Ignorei qualquer coisa que Zander viesse a falar seguindo para um corredor com a intenção de não transparecer a minha revolta de estar aqui e não poder ser quem era, não fui criada em Áster, então claramente não possuía os costumes do lugar, as poucas coisas que sabia foram as que li, ou as que Scarlet me contou. Parei de caminhar sentindo lágrimas descerem pelo meu rosto, encostei minha cabeça na parede fechando os olhos com força, aquilo estava virando uma tortura, ser tradada como alguém que viveu uma vida inteira errada e precisava ser corrigida.

—Por que estou aqui? — pergunto para Zander, seu perfume invadiu o ambiente, então havia ficado claro que tinha me seguido.
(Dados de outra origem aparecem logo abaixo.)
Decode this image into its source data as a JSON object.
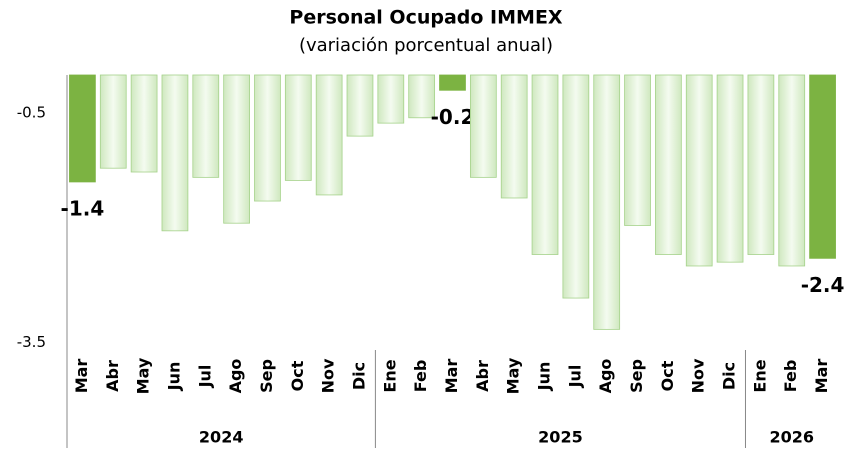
{
  "chart_data": {
    "type": "bar",
    "title": "Personal Ocupado IMMEX",
    "subtitle": "(variación porcentual anual)",
    "categories": [
      "Mar",
      "Abr",
      "May",
      "Jun",
      "Jul",
      "Ago",
      "Sep",
      "Oct",
      "Nov",
      "Dic",
      "Ene",
      "Feb",
      "Mar",
      "Abr",
      "May",
      "Jun",
      "Jul",
      "Ago",
      "Sep",
      "Oct",
      "Nov",
      "Dic",
      "Ene",
      "Feb",
      "Mar"
    ],
    "values": [
      -1.4,
      -1.22,
      -1.27,
      -2.04,
      -1.34,
      -1.94,
      -1.65,
      -1.38,
      -1.57,
      -0.8,
      -0.63,
      -0.56,
      -0.2,
      -1.34,
      -1.61,
      -2.35,
      -2.92,
      -3.33,
      -1.97,
      -2.35,
      -2.5,
      -2.45,
      -2.35,
      -2.5,
      -2.4
    ],
    "value_labels": [
      "-1.4",
      null,
      null,
      null,
      null,
      null,
      null,
      null,
      null,
      null,
      null,
      null,
      "-0.2",
      null,
      null,
      null,
      null,
      null,
      null,
      null,
      null,
      null,
      null,
      null,
      "-2.4"
    ],
    "groups": [
      {
        "label": "2024",
        "count": 10
      },
      {
        "label": "2025",
        "count": 12
      },
      {
        "label": "2026",
        "count": 3
      }
    ],
    "color": "#dcefd0",
    "highlight_color": "#7cb342",
    "ylim": [
      -3.6,
      0
    ],
    "yticks": [
      -0.5,
      -3.5
    ]
  }
}
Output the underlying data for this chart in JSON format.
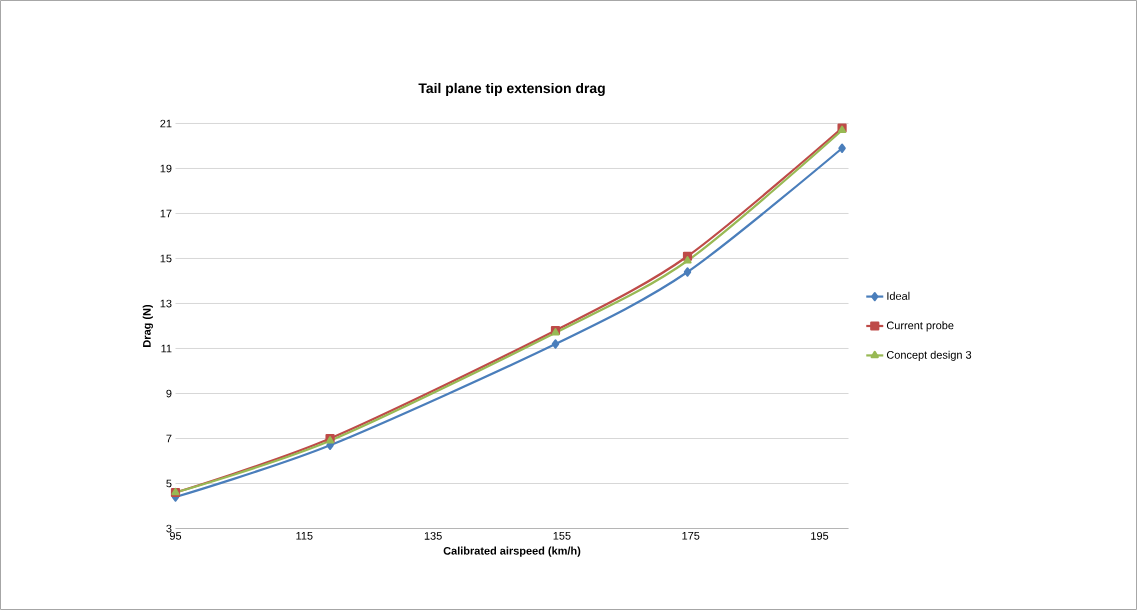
{
  "chart_data": {
    "type": "line",
    "title": "Tail plane tip extension drag",
    "xlabel": "Calibrated airspeed (km/h)",
    "ylabel": "Drag (N)",
    "xlim": [
      95,
      199.5
    ],
    "xticks": [
      95,
      115,
      135,
      155,
      175,
      195
    ],
    "ylim": [
      3,
      21
    ],
    "yticks": [
      3,
      5,
      7,
      9,
      11,
      13,
      15,
      17,
      19,
      21
    ],
    "grid": "y",
    "legend": "right",
    "series": [
      {
        "name": "Ideal",
        "color": "#4a7ebb",
        "marker": "diamond",
        "x": [
          95,
          119,
          154,
          174.5,
          198.5
        ],
        "values": [
          4.4,
          6.7,
          11.2,
          14.4,
          19.9
        ]
      },
      {
        "name": "Current probe",
        "color": "#be4b48",
        "marker": "square",
        "x": [
          95,
          119,
          154,
          174.5,
          198.5
        ],
        "values": [
          4.6,
          7.0,
          11.8,
          15.1,
          20.8
        ]
      },
      {
        "name": "Concept design 3",
        "color": "#98b954",
        "marker": "triangle",
        "x": [
          95,
          119,
          154,
          174.5,
          198.5
        ],
        "values": [
          4.6,
          6.9,
          11.7,
          14.9,
          20.7
        ]
      }
    ]
  }
}
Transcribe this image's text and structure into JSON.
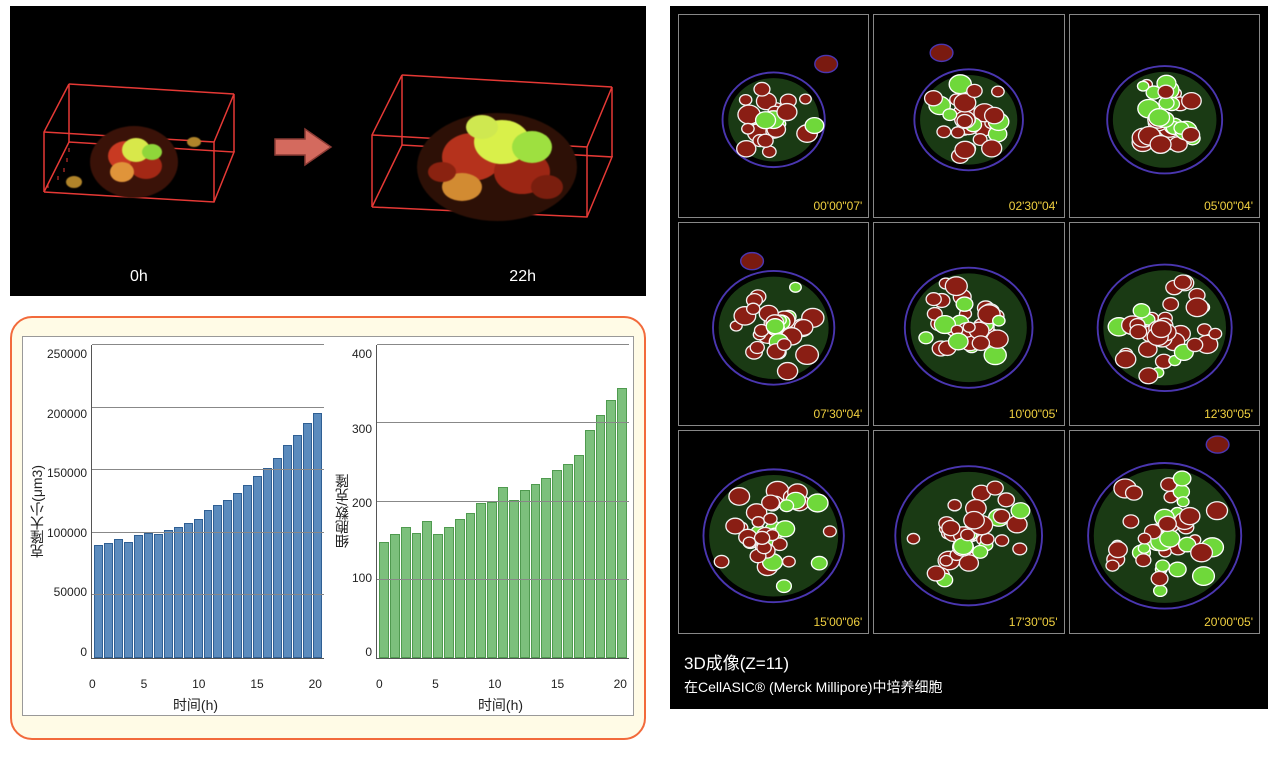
{
  "threeD": {
    "bg": "#000000",
    "wire_color": "#e53935",
    "arrow_color": "#d46a5e",
    "arrow_stroke": "#8a3a34",
    "scenes": [
      {
        "label": "0h",
        "scale": 1.0
      },
      {
        "label": "22h",
        "scale": 1.3
      }
    ]
  },
  "chart_panel": {
    "border_color": "#f26a3b",
    "bg": "#fffbe6",
    "inner_bg": "#ffffff",
    "grid_color": "#888888",
    "axis_color": "#555555"
  },
  "chart_left": {
    "type": "bar",
    "ylabel": "克隆大小(μm3)",
    "xlabel": "时间(h)",
    "bar_color": "#5b8bbd",
    "bar_border": "#2f5f93",
    "ylim_max": 250000,
    "ytick_step": 50000,
    "yticks": [
      "250000",
      "200000",
      "150000",
      "100000",
      "50000",
      "0"
    ],
    "xticks": [
      "0",
      "5",
      "10",
      "15",
      "20"
    ],
    "x": [
      0,
      1,
      2,
      3,
      4,
      5,
      6,
      7,
      8,
      9,
      10,
      11,
      12,
      13,
      14,
      15,
      16,
      17,
      18,
      19,
      20,
      21,
      22
    ],
    "values": [
      90000,
      92000,
      95000,
      93000,
      98000,
      100000,
      99000,
      102000,
      105000,
      108000,
      111000,
      118000,
      122000,
      126000,
      132000,
      138000,
      145000,
      152000,
      160000,
      170000,
      178000,
      188000,
      196000
    ]
  },
  "chart_right": {
    "type": "bar",
    "ylabel": "细胞数/克隆",
    "xlabel": "时间(h)",
    "bar_color": "#7cc07c",
    "bar_border": "#4f9a4f",
    "ylim_max": 400,
    "ytick_step": 100,
    "yticks": [
      "400",
      "300",
      "200",
      "100",
      "0"
    ],
    "xticks": [
      "0",
      "5",
      "10",
      "15",
      "20"
    ],
    "x": [
      0,
      1,
      2,
      3,
      4,
      5,
      6,
      7,
      8,
      9,
      10,
      11,
      12,
      13,
      14,
      15,
      16,
      17,
      18,
      19,
      20,
      21,
      22
    ],
    "values": [
      148,
      158,
      168,
      160,
      175,
      158,
      168,
      178,
      185,
      198,
      200,
      218,
      202,
      215,
      222,
      230,
      240,
      248,
      260,
      292,
      310,
      330,
      345
    ]
  },
  "grid": {
    "bg": "#000000",
    "cell_border": "#888888",
    "timestamp_color": "#f0d040",
    "cells": [
      {
        "ts": "00'00\"07'"
      },
      {
        "ts": "02'30\"04'"
      },
      {
        "ts": "05'00\"04'"
      },
      {
        "ts": "07'30\"04'"
      },
      {
        "ts": "10'00\"05'"
      },
      {
        "ts": "12'30\"05'"
      },
      {
        "ts": "15'00\"06'"
      },
      {
        "ts": "17'30\"05'"
      },
      {
        "ts": "20'00\"05'"
      }
    ]
  },
  "caption": {
    "line1": "3D成像(Z=11)",
    "line2": "在CellASIC® (Merck Millipore)中培养细胞"
  }
}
Respirei fundo abrindo os olhos para o encarar e lá estava ele com aquele olhar frio e a expressão indiferente, eu não tinha seu ódio, mas tinha seu aparente desprezo. — Para saber com qual colher se come salada? — debocho limpado meu rosto molhado com certa agressividade.

—Aqui não comemos salada com colher e sim com garfo. — ironizou com um sorriso de lado, ele pôs suas mãos nos bolsos da calça caqui voltando aquele olhar sério.

—Ótimo. Agora lembrei dessa informação tão importante. Mas ela não é nada necessária quando não se sabe nada sobre Áster, não faz diferença se gosto de comer salada com colher ou garfo, afinal eu nem gosto de comer salada. — questionei farta de todo aquele joguinho sarcástico que fazíamos, estava farta de não ter a mínima ideia de onde estava. — Não quero ser moldada segundo as regras daqui. Eu quero viver sentimentos que só Áster me permita sentir e acredito que não vá conseguir isso em uma mesa de chá.

—Brianna, acredite, eu entendo você, seguir regras nunca foi meu forte, porém precisei aprender, mas até hoje duvido de coisas que fui ensinado a ser ou fazer, só que ás vezes não se tem muita escolha. —disse caminhando em minha direção. Quando já estava perto o suficiente, senti seus dedos tocarem meu rosto e inevitavelmente meus olhos se fecharam, as pontas de seus dedos eram quentes e macias, como eu havia imaginado. Sua presença era imponente e a minha parecia insignificante, tanto que nem percebi que segurava minha respiração. —Não quero que siga todas as regras, quero apenas que entenda que se revoltar agora contra o rei não irá mudá-las. — seu polegar acaricia de maneira terna minha bochecha fazendo borboletas em meu estômago ficarem agitadas dando-me a impressão de euforia total. —Por isso, como conhecedor das regras, mas não seguidor fiel de todas elas, irei levá-la para conhecer o belo país do qual é herdeira. Porém eu não sou bom e não irei agir com bondade, certo alteza? —finalmente abro meus olhos diante da sua proposta, minha insanidade concordava com toda sua fala, mas minha consciência não, ele sempre agiu de maneira indiferente, o que havia mudado?

—Você ia ser rei e não é bom? — pergunto encarando seus belos olhos verdes, ele era indecifrável, suas ações sempre me pareceram imprevisíveis.

—É por isso que tenho um ponto de equilíbrio. — respondeu dando um passo para trás se recompondo, fiz o mesmo suspirando fundo. — Não irei participar do jantar esta noite com os parentes do rei, então temos das seis até às oito para conhecer um pouco do que é Áster. Seja sigilosa. — avisa com a seriedade voltando a reinar em seu semblante. Ignorei os batimentos acelerados do meu coração com a ideia de quebrar uma regra da qual eu nem sabia a existência.